The electrochemical performance of lithium (Li) batteries is mainly governed by the interfacial decomposition products that form what is called the solid-electrolyte interphase (SEI) at the time of the first charging or discharging.
Until now, chemical compositions, dynamic evolutions, stabilities, and the impacting factors of the SEI films have gained considerable attention.
Contrary to the formation of SEI film at the surface of electrodes, it has been observed that a type of SEI shells generally develops conformally at the outmost layer of the on-site deposited Li as the newly deposited Li gets in touch with the electrolyte. This could have a direct impact on growth behaviors, Li nucleation and electrochemical properties at the electrolyte-electrode interface.
Moreover, the chemical or morphological instabilities of the on-site developed SEI shell pose problems for the in-situ characterizations.

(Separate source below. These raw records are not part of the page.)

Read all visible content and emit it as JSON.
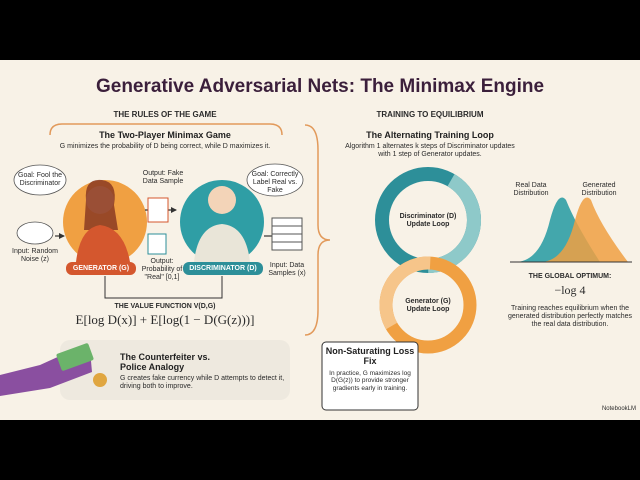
{
  "title": "Generative Adversarial Nets: The Minimax Engine",
  "rules": {
    "heading": "THE RULES OF THE GAME",
    "subtitle": "The Two-Player Minimax Game",
    "description": "G minimizes the probability of D being correct, while D maximizes it.",
    "generator_goal": "Goal: Fool the Discriminator",
    "discriminator_goal": "Goal: Correctly Label Real vs. Fake",
    "noise_input": "Input: Random Noise (z)",
    "fake_output": "Output: Fake Data Sample",
    "probability_output": "Output: Probability of \"Real\" [0,1]",
    "data_input": "Input: Data Samples (x)",
    "generator_label": "GENERATOR (G)",
    "discriminator_label": "DISCRIMINATOR (D)",
    "value_function_heading": "THE VALUE FUNCTION V(D,G)",
    "value_function": "E[log D(x)] + E[log(1 − D(G(z)))]"
  },
  "analogy": {
    "title": "The Counterfeiter vs. Police Analogy",
    "text": "G creates fake currency while D attempts to detect it, driving both to improve."
  },
  "training": {
    "heading": "TRAINING TO EQUILIBRIUM",
    "subtitle": "The Alternating Training Loop",
    "description": "Algorithm 1 alternates k steps of Discriminator updates with 1 step of Generator updates.",
    "discriminator_loop": "Discriminator (D) Update Loop",
    "generator_loop": "Generator (G) Update Loop",
    "fix_title": "Non-Saturating Loss Fix",
    "fix_text": "In practice, G maximizes log D(G(z)) to provide stronger gradients early in training."
  },
  "optimum": {
    "real_label": "Real Data Distribution",
    "generated_label": "Generated Distribution",
    "heading": "THE GLOBAL OPTIMUM:",
    "value": "−log 4",
    "text": "Training reaches equilibrium when the generated distribution perfectly matches the real data distribution."
  },
  "brand": "NotebookLM"
}
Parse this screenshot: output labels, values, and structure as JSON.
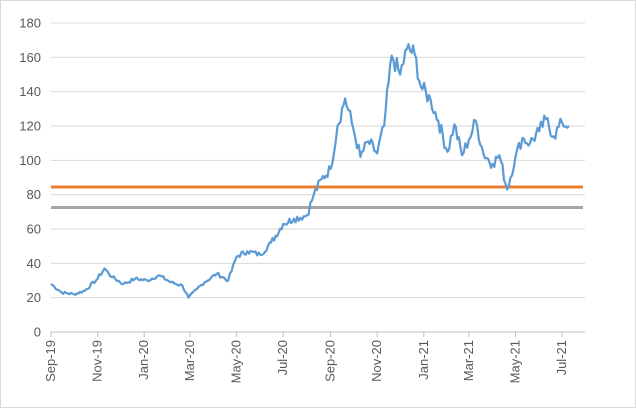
{
  "chart_data": {
    "type": "line",
    "title": "",
    "xlabel": "",
    "ylabel": "",
    "ylim": [
      0,
      180
    ],
    "y_ticks": [
      0,
      20,
      40,
      60,
      80,
      100,
      120,
      140,
      160,
      180
    ],
    "xlim": [
      "2019-09-01",
      "2021-07-31"
    ],
    "x_ticks": [
      {
        "date": "2019-09-01",
        "label": "Sep-19"
      },
      {
        "date": "2019-11-01",
        "label": "Nov-19"
      },
      {
        "date": "2020-01-01",
        "label": "Jan-20"
      },
      {
        "date": "2020-03-01",
        "label": "Mar-20"
      },
      {
        "date": "2020-05-01",
        "label": "May-20"
      },
      {
        "date": "2020-07-01",
        "label": "Jul-20"
      },
      {
        "date": "2020-09-01",
        "label": "Sep-20"
      },
      {
        "date": "2020-11-01",
        "label": "Nov-20"
      },
      {
        "date": "2021-01-01",
        "label": "Jan-21"
      },
      {
        "date": "2021-03-01",
        "label": "Mar-21"
      },
      {
        "date": "2021-05-01",
        "label": "May-21"
      },
      {
        "date": "2021-07-01",
        "label": "Jul-21"
      }
    ],
    "grid": true,
    "legend": "none",
    "series": [
      {
        "color": "#5b9bd5",
        "x": [
          "2019-09-01",
          "2019-09-15",
          "2019-10-01",
          "2019-10-15",
          "2019-11-01",
          "2019-11-10",
          "2019-11-20",
          "2019-12-05",
          "2019-12-20",
          "2020-01-05",
          "2020-01-20",
          "2020-02-05",
          "2020-02-20",
          "2020-02-28",
          "2020-03-10",
          "2020-03-20",
          "2020-04-05",
          "2020-04-20",
          "2020-05-01",
          "2020-05-15",
          "2020-06-01",
          "2020-06-15",
          "2020-07-01",
          "2020-07-15",
          "2020-08-01",
          "2020-08-10",
          "2020-08-20",
          "2020-09-01",
          "2020-09-10",
          "2020-09-20",
          "2020-10-01",
          "2020-10-10",
          "2020-10-20",
          "2020-11-01",
          "2020-11-10",
          "2020-11-20",
          "2020-12-01",
          "2020-12-10",
          "2020-12-20",
          "2020-12-28",
          "2021-01-10",
          "2021-01-20",
          "2021-02-01",
          "2021-02-10",
          "2021-02-20",
          "2021-03-01",
          "2021-03-10",
          "2021-03-20",
          "2021-04-01",
          "2021-04-10",
          "2021-04-20",
          "2021-05-01",
          "2021-05-10",
          "2021-05-20",
          "2021-06-01",
          "2021-06-10",
          "2021-06-20",
          "2021-07-01",
          "2021-07-10"
        ],
        "values": [
          28,
          23,
          22,
          24,
          31,
          37,
          32,
          28,
          31,
          30,
          33,
          29,
          27,
          20,
          25,
          29,
          34,
          30,
          44,
          47,
          45,
          52,
          63,
          66,
          68,
          80,
          89,
          95,
          120,
          136,
          118,
          102,
          111,
          104,
          120,
          161,
          150,
          165,
          162,
          143,
          135,
          123,
          105,
          121,
          103,
          112,
          123,
          104,
          98,
          103,
          83,
          102,
          113,
          110,
          117,
          124,
          114,
          122,
          120
        ]
      }
    ],
    "reference_lines": [
      {
        "value": 84.5,
        "color": "#ed7d31"
      },
      {
        "value": 72.5,
        "color": "#a5a5a5"
      }
    ]
  }
}
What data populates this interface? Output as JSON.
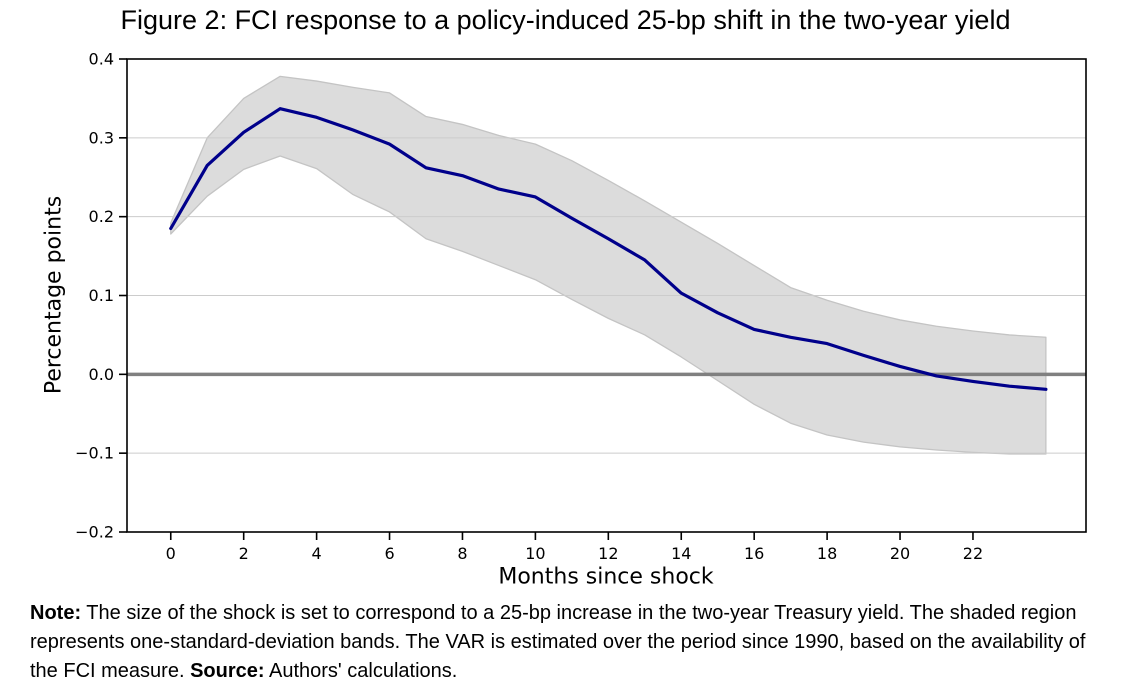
{
  "note": {
    "note_label": "Note:",
    "note_body": " The size of the shock is set to correspond to a 25-bp increase in the two-year Treasury yield. The shaded region represents one-standard-deviation bands. The VAR is estimated over the period since 1990, based on the availability of the FCI measure. ",
    "source_label": "Source:",
    "source_body": " Authors' calculations."
  },
  "chart_data": {
    "type": "line",
    "title": "Figure 2: FCI response to a policy-induced 25-bp shift in the two-year yield",
    "xlabel": "Months since shock",
    "ylabel": "Percentage points",
    "x": [
      0,
      1,
      2,
      3,
      4,
      5,
      6,
      7,
      8,
      9,
      10,
      11,
      12,
      13,
      14,
      15,
      16,
      17,
      18,
      19,
      20,
      21,
      22,
      23,
      24
    ],
    "series": [
      {
        "name": "FCI response",
        "color": "#00008b",
        "values": [
          0.185,
          0.265,
          0.307,
          0.337,
          0.326,
          0.31,
          0.292,
          0.262,
          0.252,
          0.235,
          0.225,
          0.198,
          0.172,
          0.145,
          0.103,
          0.078,
          0.057,
          0.047,
          0.039,
          0.024,
          0.01,
          -0.002,
          -0.009,
          -0.015,
          -0.019
        ]
      }
    ],
    "band": {
      "name": "one-standard-deviation band",
      "fill": "#dcdcdc",
      "edge": "#c4c4c4",
      "upper": [
        0.192,
        0.3,
        0.35,
        0.378,
        0.372,
        0.364,
        0.357,
        0.327,
        0.317,
        0.303,
        0.292,
        0.271,
        0.246,
        0.22,
        0.193,
        0.166,
        0.138,
        0.11,
        0.094,
        0.08,
        0.069,
        0.061,
        0.055,
        0.05,
        0.047
      ],
      "lower": [
        0.178,
        0.226,
        0.26,
        0.277,
        0.261,
        0.228,
        0.206,
        0.172,
        0.156,
        0.138,
        0.12,
        0.095,
        0.071,
        0.05,
        0.022,
        -0.008,
        -0.038,
        -0.062,
        -0.077,
        -0.086,
        -0.092,
        -0.096,
        -0.099,
        -0.101,
        -0.101
      ]
    },
    "xlim": [
      -1.2,
      25.1
    ],
    "ylim": [
      -0.2,
      0.4
    ],
    "xticks": [
      0,
      2,
      4,
      6,
      8,
      10,
      12,
      14,
      16,
      18,
      20,
      22
    ],
    "yticks": [
      -0.2,
      -0.1,
      0,
      0.1,
      0.2,
      0.3,
      0.4
    ],
    "ytick_labels": [
      "−0.2",
      "−0.1",
      "0.0",
      "0.1",
      "0.2",
      "0.3",
      "0.4"
    ],
    "grid": "horizontal",
    "grid_color": "#cccccc",
    "zero_line_color": "#808080",
    "frame_color": "#000000",
    "legend": "none"
  }
}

It is vital to directly capture the dynamic evolution of the SEI shells to interpret their effects on the anode-elelctrolyte interface and battery performances.
The electrochemical atomic force microscopy (EC-AFM) allows real-time characterization of mechanical modulus, morphology change and potential-current distribution at the electrode-electrolyte interface under working conditions. This offers an essential in-situ analysis technique with a high spatial resolution for examining the dynamic evolution of the on-site developed SEI shell on the deposited Li.

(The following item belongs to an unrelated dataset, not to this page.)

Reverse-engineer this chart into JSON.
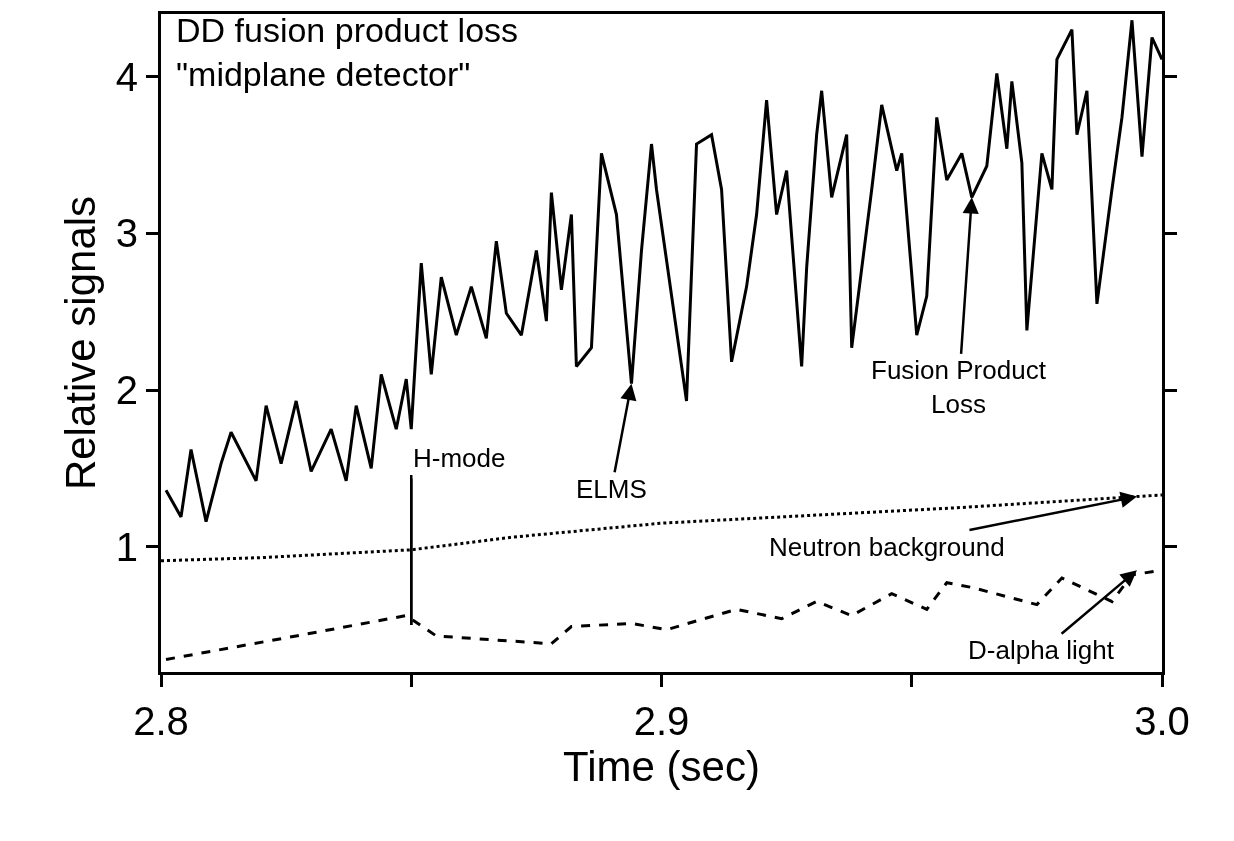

Professor Li-Jun Wan and Professor Rui Wen et al. recently came up with the direct evidence of SEI shells evolution at the time of Li deposition or stripping to show the degradation of anode through in-situ EC-AFM.
At the time of Li deposition, the quasi-spherical Li particles tend to nucleate and grow on a Cu electrode. Later, the collapse of the SEI shells is captured clearly with the uninterrupted Li stripping.

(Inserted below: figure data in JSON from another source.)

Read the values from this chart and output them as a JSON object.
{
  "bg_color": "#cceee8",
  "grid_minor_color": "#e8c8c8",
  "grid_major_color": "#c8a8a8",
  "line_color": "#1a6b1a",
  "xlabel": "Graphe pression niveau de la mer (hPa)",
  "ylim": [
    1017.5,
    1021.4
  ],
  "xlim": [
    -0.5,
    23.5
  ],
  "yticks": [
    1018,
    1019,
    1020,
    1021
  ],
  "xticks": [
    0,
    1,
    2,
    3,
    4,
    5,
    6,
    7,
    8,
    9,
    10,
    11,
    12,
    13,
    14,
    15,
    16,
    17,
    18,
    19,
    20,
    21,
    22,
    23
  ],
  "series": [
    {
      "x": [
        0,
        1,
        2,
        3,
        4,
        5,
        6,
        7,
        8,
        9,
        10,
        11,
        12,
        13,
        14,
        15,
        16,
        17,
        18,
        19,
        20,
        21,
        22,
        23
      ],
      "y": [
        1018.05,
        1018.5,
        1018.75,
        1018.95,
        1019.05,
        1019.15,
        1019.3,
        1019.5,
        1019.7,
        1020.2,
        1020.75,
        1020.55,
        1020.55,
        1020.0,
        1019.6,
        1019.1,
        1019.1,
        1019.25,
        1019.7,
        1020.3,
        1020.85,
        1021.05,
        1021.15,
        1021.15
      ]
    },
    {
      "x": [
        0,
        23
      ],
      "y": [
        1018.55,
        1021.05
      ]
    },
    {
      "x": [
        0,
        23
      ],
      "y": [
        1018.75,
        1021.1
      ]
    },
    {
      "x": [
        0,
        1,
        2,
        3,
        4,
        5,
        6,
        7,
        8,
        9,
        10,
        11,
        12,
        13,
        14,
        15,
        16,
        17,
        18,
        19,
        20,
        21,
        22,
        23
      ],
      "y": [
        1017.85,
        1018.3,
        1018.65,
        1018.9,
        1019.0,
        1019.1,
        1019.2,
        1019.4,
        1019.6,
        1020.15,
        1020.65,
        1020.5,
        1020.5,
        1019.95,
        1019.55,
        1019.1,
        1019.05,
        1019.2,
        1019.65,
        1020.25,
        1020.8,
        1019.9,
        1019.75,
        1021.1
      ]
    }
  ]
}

As the cycling advances, new Li deposits are inclined to get renucleated on the deposit-free sites with larger electrochemical activity. The fresh SEI shells develop on freshly deposited Li, while the actual SEI shells maintain their collapsed morphology at the same position. Acute SEI regeneration or collapse together with an increase in interfacial impedance and depletion of electrolyte is one of the causes for the anode degradation.
This study shows the interfacial evolution at the nanoscale, thereby offering a better understanding of the basic comprehension of SEI properties and further offers enhancement approaches for the interface design in Li batteries.
Shi, Y., et al. (2021) In-situ nanoscale insights into the evolution of solid electrolyte interphase shells: revealing interfacial degradation in lithium metal batteries. Science China Chemistry. doi.org/10.1007/s11426-020-9984-9.